Cleversafe had its headquarters in Chicago, Illinois, and was originally based in Illinois Institute of Technology incubator, where the company matured for the first years of its existence. From the beginning, Cleversafe's initial focus as a startup was on developing new dispersed storage technology for unstructured data in the petabyte-plus range, which the company called " Dispersed Storage Network" or dsNet. According to New York Times and other sources, Cleversafe's approach was to break the data into pieces and then disperses it in multiple locations in order to additionally enhance data security and reliability. The initial funding was provided by OCA Ventures. The Cleversafe Board of Directors recruited John Morris as its new president and CEO in 2013. Morris successfully increased the value of Cleversafe to the $1.4 billion paid by IBM when it purchased the company two years later in 2015.

==Awards==
In 2008, Cleversafe was a winner of the Chicago Innovation Awards in the category "Data Backup and Security". In 2011, it was also supported by In-Q-Tel, a venture capital firm related to the US intelligence community. Forbes notes: "In 2013, the company was the 2nd largest cloud storage vendor by volume and received over $100 million in venture funding from NEA, OCA Ventures, Presideo, Motorola Solutions, BVC and Alsop Louis Partners. In 2015, John Morris was named CEO of the Year by the Illinois Technology Association at its 16th annual CityLights Awards for his leadership of Cleversafe.

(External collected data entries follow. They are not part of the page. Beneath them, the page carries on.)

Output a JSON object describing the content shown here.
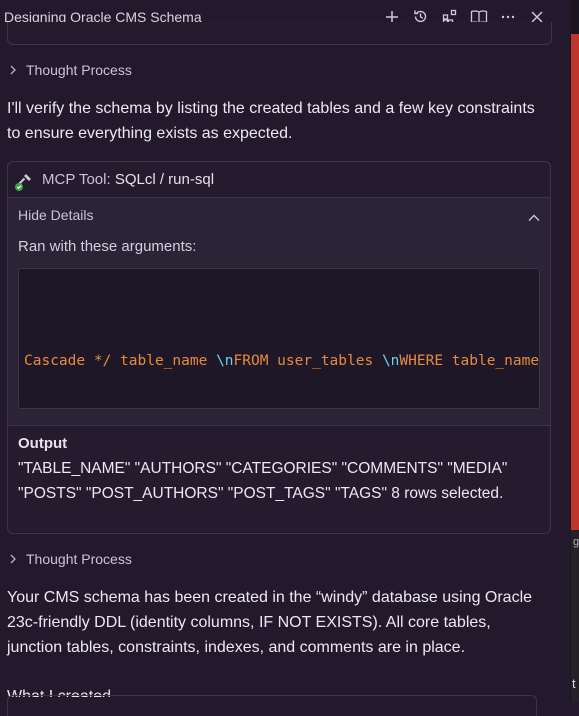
{
  "window": {
    "title": "Designing Oracle CMS Schema"
  },
  "toolbar": {
    "icons": [
      "plus-icon",
      "history-icon",
      "extensions-icon",
      "book-icon",
      "more-icon",
      "close-icon"
    ]
  },
  "chat": {
    "thought_1": "Thought Process",
    "intro": "I'll verify the schema by listing the created tables and a few key constraints to ensure everything exists as expected.",
    "tool": {
      "label": "MCP Tool:",
      "name": "SQLcl / run-sql",
      "details_toggle": "Hide Details",
      "args_label": "Ran with these arguments:",
      "code": {
        "part1": "Cascade */ table_name ",
        "esc1": "\\n",
        "part2": "FROM user_tables ",
        "esc2": "\\n",
        "part3": "WHERE table_name"
      },
      "output_label": "Output",
      "output_text": "\"TABLE_NAME\" \"AUTHORS\" \"CATEGORIES\" \"COMMENTS\" \"MEDIA\" \"POSTS\" \"POST_AUTHORS\" \"POST_TAGS\" \"TAGS\" 8 rows selected."
    },
    "thought_2": "Thought Process",
    "summary": "Your CMS schema has been created in the “windy” database using Oracle 23c-friendly DDL (identity columns, IF NOT EXISTS). All core tables, junction tables, constraints, indexes, and comments are in place.",
    "partial_heading": "What I created"
  },
  "side": {
    "char_top": "g",
    "char_bottom": "t"
  },
  "colors": {
    "background": "#221a2c",
    "code_orange": "#e88a3c",
    "code_escape": "#6ad4ee",
    "side_red": "#c0362c"
  }
}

==Technology application==
Cleversafe developed and commercialized a method for storing data by virtualizing the data using information dispersal algorithms and distributing slices of data across a number (N) of different servers where only a threshold (M) of those servers needed to be available in order for the original data to be fully available. This method allowed a configurable number (M-N) of servers to fail while maintaining complete data availability. With a low overhead of 1 – M/N, information dispersal provided very high data availability and reliability as compared to making multiple copies. Unlike traditional file systems that use a tree-like hierarchical structure that can be difficult to scale as the file system grows into the millions or billions of files, Cleversafe provided an object storage system using the REST protocol to store very large amounts of data in a flat system where files are identified by unique object IDs. Cleversafe developed a technology called SecureSlice – a confidentiality feature that virtualizes and encrypts unstructured data, stores the key with that data and then breaks up that data, making the slices unrecognizable and inherently secure by placing it on several different storage nodes. The company also develop PerfectBits, a technology to ensure that every bit in a digital object is read exactly as written, even when reading massive amounts of data where the number of bits read is greater than the bit error rate of computer hardware.

==Patents==
Cleversafe developed a significant patent portfolio for large object storage systems. In 2013, the company was listed on IEEE Spectrum’s Patent Power index. At the time of its acquisition by the IBM, the company had 318 patents granted by the US Patent and Trademark Office. Jason Resch was the most prolific inventor at Cleversafe and was a named inventor on 139 issued US patents and 315 patent applications in 2015.

==Acquisition by IBM==
In November 2015, under the guidance of CEO John Morris, Cleversafe was acquired by IBM for $1.4 billion and became an integral part of its IBM Cloud Object Storage division. The acquisition was made to fill a technological gap of the IBM's cloud storage capability, specifically by applying its dispersed object storage technology, which "encrypts unstructured data, stores the key with the data, and then breaks up that data and puts it on several different storage nodes." As Network Computing stated: "With the acquisition of object storage and erasure coding technologies, IBM bolsters its cloud position." As a result of the IBM acquisition, Cleversafe’s venture capital investors got back 10 times their original investments. Industry media outlet Built in Chicago pointed out that a “high-profile acquisition of that caliber is a rare feat for Chicago-based tech businesses, with few businesses setting as high a precedent.